あの夏の空に掌をかざして
 連れてこられたのは、最近若者に流行っている古着屋さん。人気過ぎて、他にも店舗ができたらしい。


「え、えーと、それ全部着るの?」


 到着するやいなや、楓はあたしをほっぽって、服選びに熱中してしまった。そして今の状況だ。楓の両手には、抱えきれないほどの衣類があった。


「当たり前でしょ!早く試着室行って!」


 楓に圧されて試着室に入る。楓が抱えてきた服は、試着室のハンガー掛けにも収まりきらない。


 一つため息をついて、着替え始める。


 こんな多かったらいつ選ぶの終わるのかな…。外には、まだいっぱい服持ってる楓いるし…。はぁ。



***




「お会計ありがとうございましたー」


 結局、服選びは三時間ぐらいかかって、楓の着せ替え人形タイムが漸く終わり、やっと服を買うことができた。

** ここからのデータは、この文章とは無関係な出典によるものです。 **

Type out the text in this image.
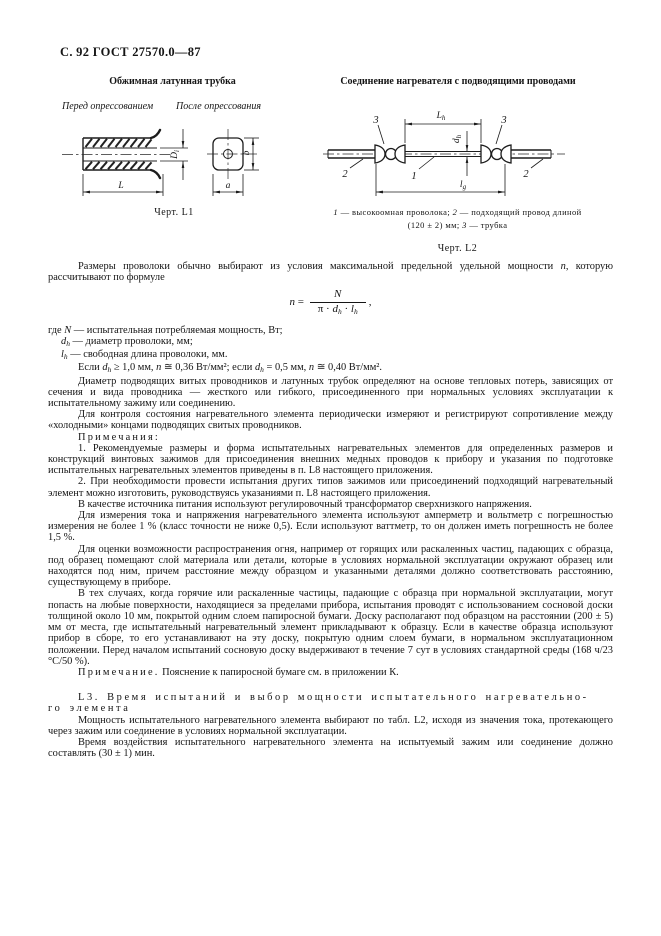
С. 92 ГОСТ 27570.0—87
Обжимная латунная трубка	Соединение нагревателя с подводящими проводами
Перед опрессованием После опрессования
$D_i$
L
b
a
Черт. L1
$L_h$
$d_h$
$l_g$
3	3
2	1	2
1 — высокоомная проволока; 2 — подходящий провод длиной
(120 ± 2) мм; 3 — трубка
Черт. L2

Размеры проволоки обычно выбирают из условия максимальной предельной удельной мощности n, которую рассчитывают по формуле

$n = \frac{N}{\pi \cdot d_h \cdot l_h}$ ,
где N — испытательная потребляемая мощность, Вт;
$d_h$ — диаметр проволоки, мм;
$l_h$ — свободная длина проволоки, мм.
Если $d_h \ge 1,0$ мм, n ≅ 0,36 Вт/мм²; если $d_h = 0,5$ мм, n ≅ 0,40 Вт/мм².

Диаметр подводящих витых проводников и латунных трубок определяют на основе тепловых потерь, зависящих от сечения и вида проводника — жесткого или гибкого, присоединенного при нормальных условиях эксплуатации к испытательному зажиму или соединению.

Для контроля состояния нагревательного элемента периодически измеряют и регистрируют сопротивление между «холодными» концами подводящих свитых проводников.

Примечания:

1. Рекомендуемые размеры и форма испытательных нагревательных элементов для определенных размеров и конструкций винтовых зажимов для присоединения внешних медных проводов к прибору и указания по подготовке испытательных нагревательных элементов приведены в п. L8 настоящего приложения.

2. При необходимости провести испытания других типов зажимов или присоединений подходящий нагревательный элемент можно изготовить, руководствуясь указаниями п. L8 настоящего приложения.

В качестве источника питания используют регулировочный трансформатор сверхнизкого напряжения.

Для измерения тока и напряжения нагревательного элемента используют амперметр и вольтметр с погрешностью измерения не более 1 % (класс точности не ниже 0,5). Если используют ваттметр, то он должен иметь погрешность не более 1,5 %.

Для оценки возможности распространения огня, например от горящих или раскаленных частиц, падающих с образца, под образец помещают слой материала или детали, которые в условиях нормальной эксплуатации окружают образец или находятся под ним, причем расстояние между образцом и указанными деталями должно соответствовать расстоянию, существующему в приборе.

В тех случаях, когда горячие или раскаленные частицы, падающие с образца при нормальной эксплуатации, могут попасть на любые поверхности, находящиеся за пределами прибора, испытания проводят с использованием сосновой доски толщиной около 10 мм, покрытой одним слоем папиросной бумаги. Доску располагают под образцом на расстоянии (200 ± 5) мм от места, где испытательный нагревательный элемент прикладывают к образцу. Если в качестве образца используют прибор в сборе, то его устанавливают на эту доску, покрытую одним слоем бумаги, в нормальном эксплуатационном положении. Перед началом испытаний сосновую доску выдерживают в течение 7 сут в условиях стандартной среды (168 ч/23 °С/50 %).

Примечание. Пояснение к папиросной бумаге см. в приложении К.

L3. Время испытаний и выбор мощности испытательного нагревательно-
го элемента

Мощность испытательного нагревательного элемента выбирают по табл. L2, исходя из значения тока, протекающего через зажим или соединение в условиях нормальной эксплуатации.

Время воздействия испытательного нагревательного элемента на испытуемый зажим или соединение должно составлять (30 ± 1) мин.
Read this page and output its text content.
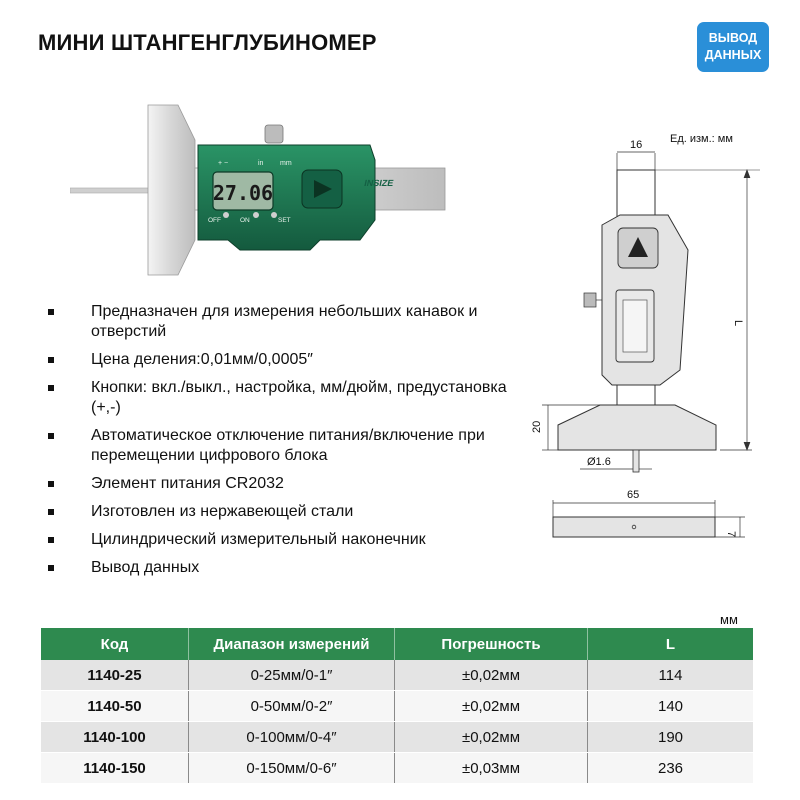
МИНИ ШТАНГЕНГЛУБИНОМЕР	ВЫВОД
ДАННЫХ
27.06
+ −	in mm
OFF	ON	SET
INSIZE
Предназначен для измерения небольших канавок и отверстий
Цена деления:0,01мм/0,0005″
Кнопки: вкл./выкл., настройка, мм/дюйм, предустановка (+,-)
Автоматическое отключение питания/включение при перемещении цифрового блока
Элемент питания CR2032
Изготовлен из нержавеющей стали
Цилиндрический измерительный наконечник
Вывод данных
Ед. изм.: мм
16
L
20
Ø1.6
65
7
мм
Код	Диапазон измерений	Погрешность	L
1140-25	0-25мм/0-1″	±0,02мм	114
1140-50	0-50мм/0-2″	±0,02мм	140
1140-100	0-100мм/0-4″	±0,02мм	190
1140-150	0-150мм/0-6″	±0,03мм	236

 何故かホクホクしている楓とは違って、あたしは精神的ダメージが凄まじい。


 でも、楓のお陰で、デートに行くための服が買えたからな。感謝しないとね!


 隣を歩く楓を呼び止めて、あたしは精一杯の感謝の気持ちを言葉にする。


「ありがと楓…楓がいなかったら、あたし今日も何も出来なかったと思う、ありがとう!大好きだよ!」


 思いっきり笑顔で楓を見上げると、楓は頬をうっすらと赤く染めて、照れ隠しなのか、「あかりがそんな事いうなんて、明日は槍でも降るんじゃない?」なんて言ってるけど、顔は嬉しそうだ。


 そんな楓の素直じゃないところも、全部含めて"楓"だから、あたしはえへへと笑うだけで、それ以上何も言わなかった。


「これからどこ行く?」


「カフェ行ってー、ゲーセン行ってー、カラオケ行きたかったけど、もう時間ないよねー」


「いいじゃん!いこいこ!」


 あたし達はそんな話をして、今日は部活も宿題も何もかも忘れて、めいいっぱい楽しむことにした。